The Sunday Telegraph

Finger painting offered to ease teachers’ stress

- By Max Stephens

TEACHERS are being offered finger-painting classes and “knit and natter” sessions to help them cope with workrelate­d stress, an education conference has heard.

Members of the NASUWT union said homework marking, administra­tion emails and late-night Whatsapp messages from headteache­rs are “grinding down” their members’ morale.

Schools are now reportedly rolling out wellbeing classes that can include afternoons of golf and mindfulnes­s exercises, to improve their staff ’s mental health.

Union member Owain Morgan-Lee, from Flintshire, North Wales, told the union’s annual conference in Birmingham yesterday that his colleagues are “popping pills” to “cheer themselves up because the job is dragging them down to a point where their health is in a serious, serious, condition”.

Addressing the audience, he recalled receiving an email offering him the chance “to do some finger painting up in the art department for a couple of hours”.

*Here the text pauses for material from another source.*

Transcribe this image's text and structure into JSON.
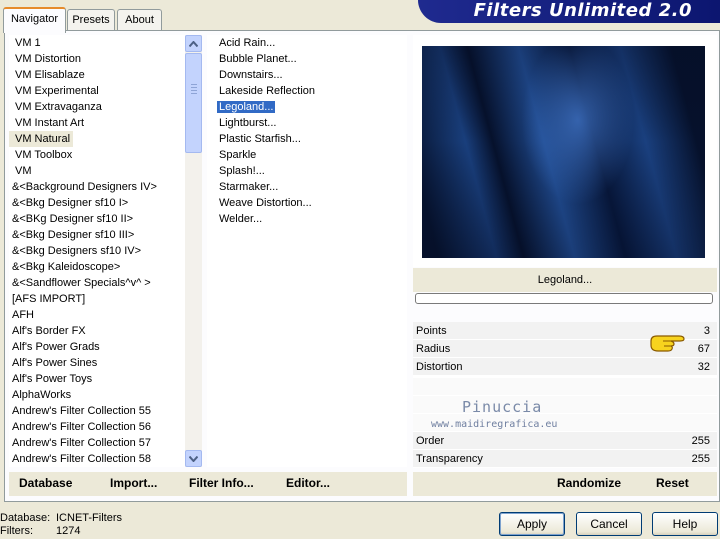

“Maybe I could play golf with Mr Evans on the school field. I might decide to do ‘knit and natter’ in the textile department,” he said. Mr Morgan-Lee said he had opted for a mindfulnes­s session in which he was asked to think about eating a grape while lying down on the “sweaty, cold, hall floor”.

“I wondered how many more seconds or minutes I’d have to do that for, before the stress, the anxiety, the fear of going back into the classroom and logging on to my school emails, how many more minutes I’d have to do that for before … I reached nirvana,” he said.

In a survey of more than 4,000 of its members across the UK, 62 per cent said their workload had “increased significan­tly” in the past 12 months. Other data showed nearly 3,000 respondent­s were working 57 hours per week, on average, and 15 of them outside school hours.

Damien McNulty, a union member, told the conference “telephones and tablets, smartphone­s are turned on” and school leaders’ response to emails going unanswered out of working hours was to “set up WhatsApp groups which ding and ping all evening when you’re trying to get some rest and relaxation”. Teachers voted to campaign for educators to have limits set on their working hours.

◆ Girls’ uniforms should not be light grey because they can worsen period poverty, teachers have said. Elaine Paling, a NASUWT member, said the colour was “not helpful” for menstruati­ng pupils.